There are seven critical ways in which managers can show respect to their employees:

  1. Recognition. Thanking employees and acknowledging their contributions on a daily basis.
  2. Empowerment. Providing employees with the tools, resources, training, and information they need to be successful.
  3. Supportive Feedback. Giving ongoing performance feedback — both positive and corrective.
  4. Partnering. Fostering a collaborative working environment.
  5. Expectation Setting. Establishing clear performance goals and holding employees accountable.
  6. Consideration. Demonstrating thoughtfulness, empathy, and kindness.
  7. Trust. Demonstrating faith and belief in their employees’ skills, abilities, and decisions.

 

This is an actionable philosophy that speaks to how employees and managers should treat one another on a regular basis.

I think this checklist, what I refer to as the Respect 7, is a useful template for assessing how well you and I apply the respect principle at work.
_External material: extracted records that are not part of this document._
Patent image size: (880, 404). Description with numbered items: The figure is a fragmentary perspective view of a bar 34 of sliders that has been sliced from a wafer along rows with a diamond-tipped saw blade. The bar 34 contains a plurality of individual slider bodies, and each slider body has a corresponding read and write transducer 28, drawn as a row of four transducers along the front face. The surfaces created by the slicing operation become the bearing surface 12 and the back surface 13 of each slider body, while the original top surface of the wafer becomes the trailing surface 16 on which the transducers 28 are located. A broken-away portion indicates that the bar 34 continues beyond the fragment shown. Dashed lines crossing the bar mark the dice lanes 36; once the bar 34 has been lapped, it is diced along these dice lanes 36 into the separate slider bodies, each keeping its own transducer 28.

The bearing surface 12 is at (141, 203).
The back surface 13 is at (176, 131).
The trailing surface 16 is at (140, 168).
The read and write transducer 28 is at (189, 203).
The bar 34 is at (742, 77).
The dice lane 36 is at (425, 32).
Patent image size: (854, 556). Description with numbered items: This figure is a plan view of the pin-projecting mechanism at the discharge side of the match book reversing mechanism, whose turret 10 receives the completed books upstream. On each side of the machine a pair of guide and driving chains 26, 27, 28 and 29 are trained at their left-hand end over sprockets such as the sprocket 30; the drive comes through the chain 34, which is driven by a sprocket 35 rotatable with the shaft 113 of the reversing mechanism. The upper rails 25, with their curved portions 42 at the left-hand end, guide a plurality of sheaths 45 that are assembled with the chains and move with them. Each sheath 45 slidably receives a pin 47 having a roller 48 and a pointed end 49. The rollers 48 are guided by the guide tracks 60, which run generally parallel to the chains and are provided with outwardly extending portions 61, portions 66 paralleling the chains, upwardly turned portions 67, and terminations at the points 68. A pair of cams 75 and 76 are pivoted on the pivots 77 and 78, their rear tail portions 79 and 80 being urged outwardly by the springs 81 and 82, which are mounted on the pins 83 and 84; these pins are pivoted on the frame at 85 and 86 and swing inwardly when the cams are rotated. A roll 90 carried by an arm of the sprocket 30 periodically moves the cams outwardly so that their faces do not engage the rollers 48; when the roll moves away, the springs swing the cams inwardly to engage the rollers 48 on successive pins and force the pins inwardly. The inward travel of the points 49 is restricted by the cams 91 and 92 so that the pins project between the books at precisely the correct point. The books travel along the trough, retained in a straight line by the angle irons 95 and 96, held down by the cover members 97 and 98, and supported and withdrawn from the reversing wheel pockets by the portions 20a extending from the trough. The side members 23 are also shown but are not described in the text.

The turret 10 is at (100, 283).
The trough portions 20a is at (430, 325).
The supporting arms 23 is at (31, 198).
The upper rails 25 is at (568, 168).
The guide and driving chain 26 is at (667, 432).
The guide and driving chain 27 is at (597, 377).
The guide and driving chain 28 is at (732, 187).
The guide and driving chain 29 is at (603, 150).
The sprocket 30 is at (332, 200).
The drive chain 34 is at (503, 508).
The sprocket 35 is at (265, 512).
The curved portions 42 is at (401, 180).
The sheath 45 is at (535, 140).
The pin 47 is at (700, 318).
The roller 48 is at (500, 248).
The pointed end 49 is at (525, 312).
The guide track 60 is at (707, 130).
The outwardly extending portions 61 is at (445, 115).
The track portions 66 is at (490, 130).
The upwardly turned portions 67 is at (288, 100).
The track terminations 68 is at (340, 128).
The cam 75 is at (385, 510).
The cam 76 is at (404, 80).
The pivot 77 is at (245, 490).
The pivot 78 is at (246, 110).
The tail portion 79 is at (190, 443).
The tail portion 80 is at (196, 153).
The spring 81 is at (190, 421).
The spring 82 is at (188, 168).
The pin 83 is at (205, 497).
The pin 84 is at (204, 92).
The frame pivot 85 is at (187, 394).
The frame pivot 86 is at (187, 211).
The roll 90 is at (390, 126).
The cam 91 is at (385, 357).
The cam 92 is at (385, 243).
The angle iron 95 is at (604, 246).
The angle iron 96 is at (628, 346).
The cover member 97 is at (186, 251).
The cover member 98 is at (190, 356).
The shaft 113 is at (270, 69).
Character Move: Let’s self score ourselves on a scale of 1 (poor) to 7 (great) on each of the seven points. How well do we do with our boss, teammates, and if applicable, our direct reports? Why not use an anonymous feedback tool to get real time feedback and data (e.g. use a tool like SurveyMonkey or Rypple)? Build an action plan to shore up our weakest areas. Then, let’s self score our boss. How well does he or she do? What could you do to help them get better at these? How do we communicate that in a constructive and useful manner to them? The very aspect of exploring this self evaluation is a respect-driven (and self accountable) action in its own right.